Interested in learning more? On the AAS blog, Past is Present, there are periodically blog posts about conservation topics, including recent treatments and updates on the Society’s new conservation lab.

Housing & Shelving 

After any conservation treatments are done, each new acquisition is assessed for its housing needs before reaching its permanent home in the AAS stacks. Housing in this instance refers to supportive enclosures such as envelopes, folders, and boxes. Most nonbook collections, including pamphlets, always require protective housing. Books, however, are often able to travel to the shelves naked as the day they arrived thanks to the sturdy bindings that have already allowed them to survive for hundreds of years.

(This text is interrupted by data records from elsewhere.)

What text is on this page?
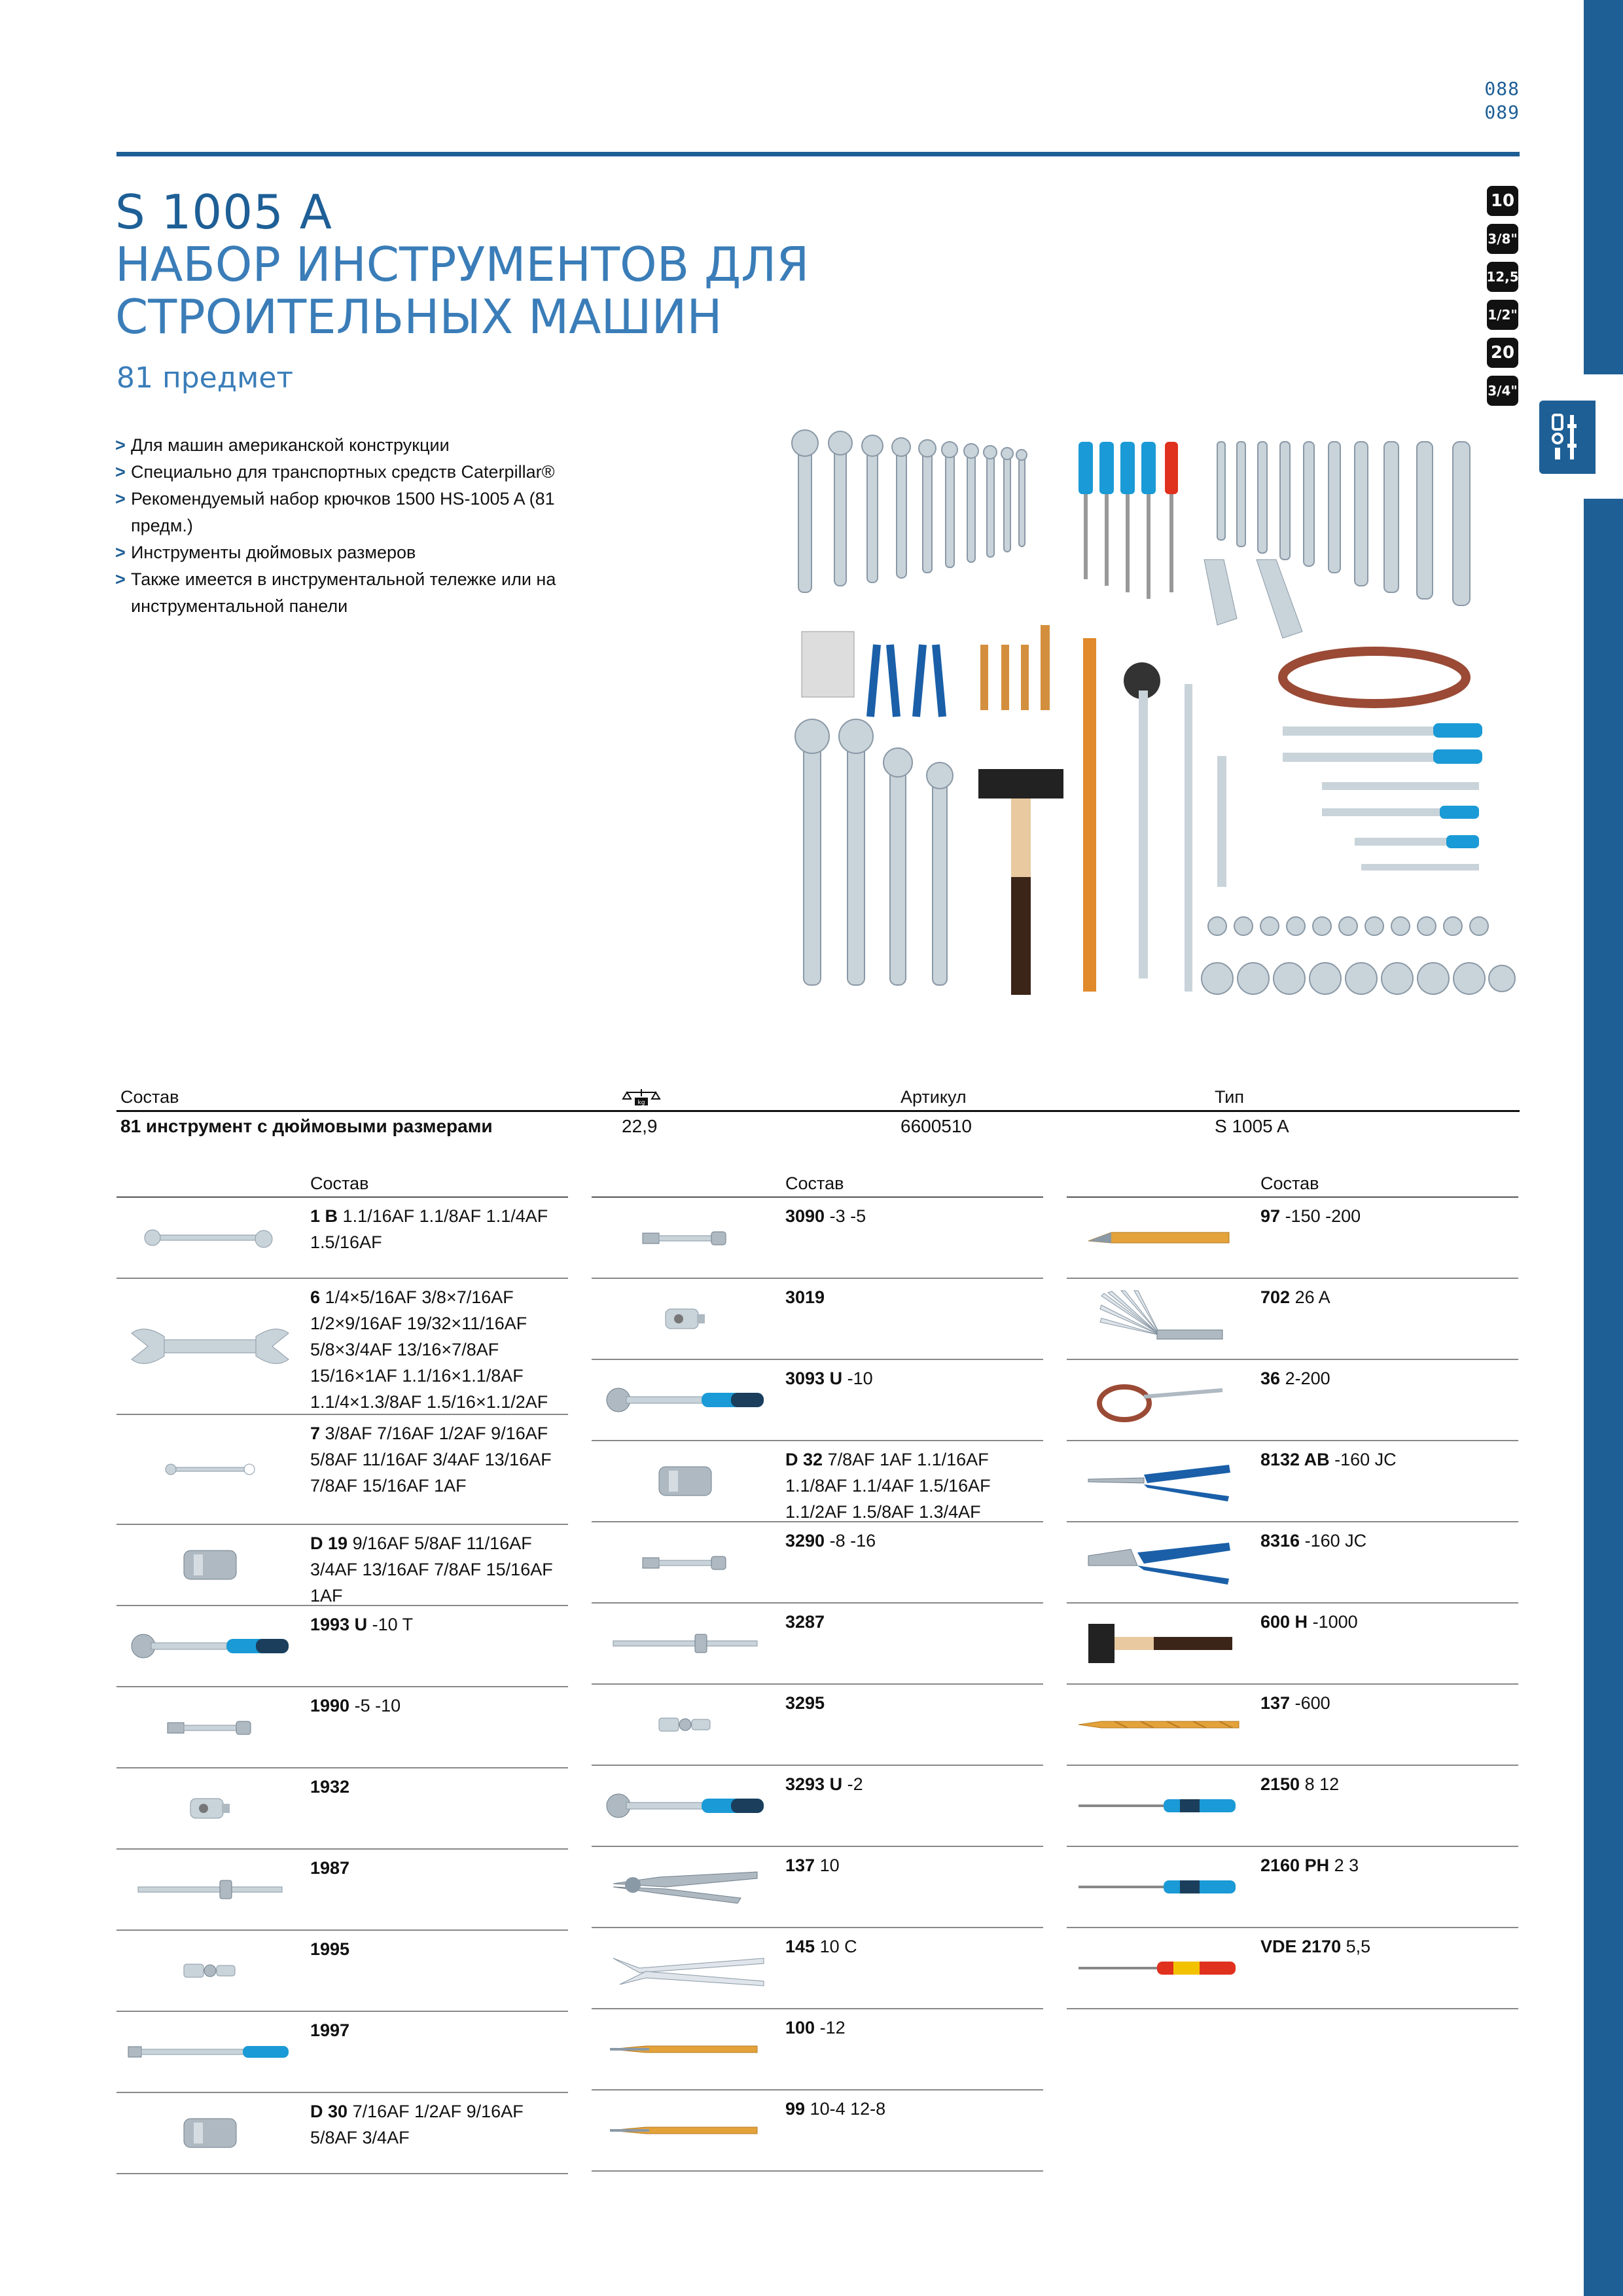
088
089
S 1005 A
НАБОР ИНСТРУМЕНТОВ ДЛЯ
СТРОИТЕЛЬНЫХ МАШИН
81 предмет
10
3/8"
12,5
1/2"
20
3/4"
> Для машин американской конструкции
> Специально для транспортных средств Caterpillar®
> Рекомендуемый набор крючков 1500 HS-1005 A (81 предм.)
> Инструменты дюймовых размеров
> Также имеется в инструментальной тележке или на инструментальной панели
Состав	kg	Артикул	Тип
81 инструмент с дюймовыми размерами	22,9	6600510	S 1005 A
Состав
1 B 1.1/16AF 1.1/8AF 1.1/4AF 1.5/16AF
6 1/4×5/16AF 3/8×7/16AF 1/2×9/16AF 19/32×11/16AF 5/8×3/4AF 13/16×7/8AF 15/16×1AF 1.1/16×1.1/8AF 1.1/4×1.3/8AF 1.5/16×1.1/2AF
7 3/8AF 7/16AF 1/2AF 9/16AF 5/8AF 11/16AF 3/4AF 13/16AF 7/8AF 15/16AF 1AF
D 19 9/16AF 5/8AF 11/16AF 3/4AF 13/16AF 7/8AF 15/16AF 1AF
1993 U -10 T
1990 -5 -10
1932
1987
1995
1997
D 30 7/16AF 1/2AF 9/16AF 5/8AF 3/4AF
Состав
3090 -3 -5
3019
3093 U -10
D 32 7/8AF 1AF 1.1/16AF 1.1/8AF 1.1/4AF 1.5/16AF 1.1/2AF 1.5/8AF 1.3/4AF
3290 -8 -16
3287
3295
3293 U -2
137 10
145 10 C
100 -12
99 10-4 12-8
Состав
97 -150 -200
702 26 A
36 2-200
8132 AB -160 JC
8316 -160 JC
600 H -1000
137 -600
2150 8 12
2160 PH 2 3
VDE 2170 5,5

The codex is an amazingly resilient form.  

The most fragile books or very early publications have custom phase boxes created especially for them. Only a few items in the William C. Cook Jacksonian Era Collection needed a little extra support, so Gaylord binders were used. These come in standardized sizes that can be slightly modified so that they almost exactly fit each individual book. Each volume then is carefully shelved in the Societys closed stacks, where it will remain on a shelf in a secure, climate-controlled environment waiting for a researcher to discover it thanks to AASs detailed cataloging.